Barbara Wanner, was present at both events, alongside USCIB members, joining global business colleagues under the aegis of ICC-BASIS at the IGF and as part of the Business at OECD (BIAC) delegation to CDEP.
The two meetings could not have provided more different messages about the challenges and opportunities of digital transformation of the economy and how to address them.

 

The 13th Internet Governance Forum (IGF) and meetings of the OECD Committee on Digital Economy Policy (CDEP) and its Working Parties met in Paris, France the week of November 12. According to Barbara Wanner, who leads USCIB’s work on ICT policy, the two meetings could not have provided more different messages about the challenges and opportunities of digital transformation of the economy and how to address them.

French President Emmanuel Macron, who opened the three-day IGF on November 12 at UNESCO, depicted a digital economy fraught with danger from cyber-attacks, the proliferation of hate speech, and anti-democratic forces requiring development of a “better model” featuring regulation of the Internet and its actors. The OECD CDEP, in contrast, proceeded in a workman-like, measured manner to move its Going Digital Project toward completion as well as advance work on Artificial Intelligence (AI). Going Digital (GD) is an ambitious horizontal endeavor involving 14 OECD committees that takes a largely evidence-based and holistic approach to considering both the economic and societal benefits and the challenges of the evolving digital ecosystem.

Wanner, was present at both events, alongside USCIB members, joining global business colleagues under the aegis of ICC-BASIS at the IGF and as part of the Business at OECD (BIAC) delegation to CDEP.

“Our messages, as IGF workshop speakers and BIAC interveners, generally emphasized the commercial and developmental benefits that can be realized through the creation of a pro-innovation policy environment, the effectiveness of business-informed, risk-based approaches to privacy and security, and the importance of the multistakeholder model in considering the complexity of digital economy issues,” noted Wanner.

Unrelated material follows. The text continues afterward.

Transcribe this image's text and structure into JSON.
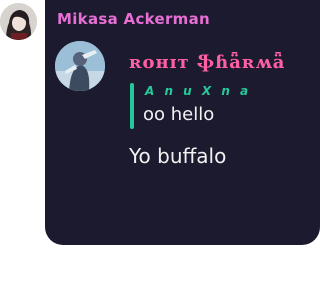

According to Wanner, by the week’s close, members agreed that the “watershed” moment at the IGF created by President Macron’s remarks will require further internal discussion about what business wants and needs from the IGF and strategies to tackle likely new challenges at the United Nation’s General Assembly and other multilateral organizations. Concerning CDEP’s leadership of the Going Digital Project, members generally were encouraged that the final product – to be issued at a special forum on March 11-12, 2019 – would reflect business inputs and provide a practical guide to tap the potential of digital transformation.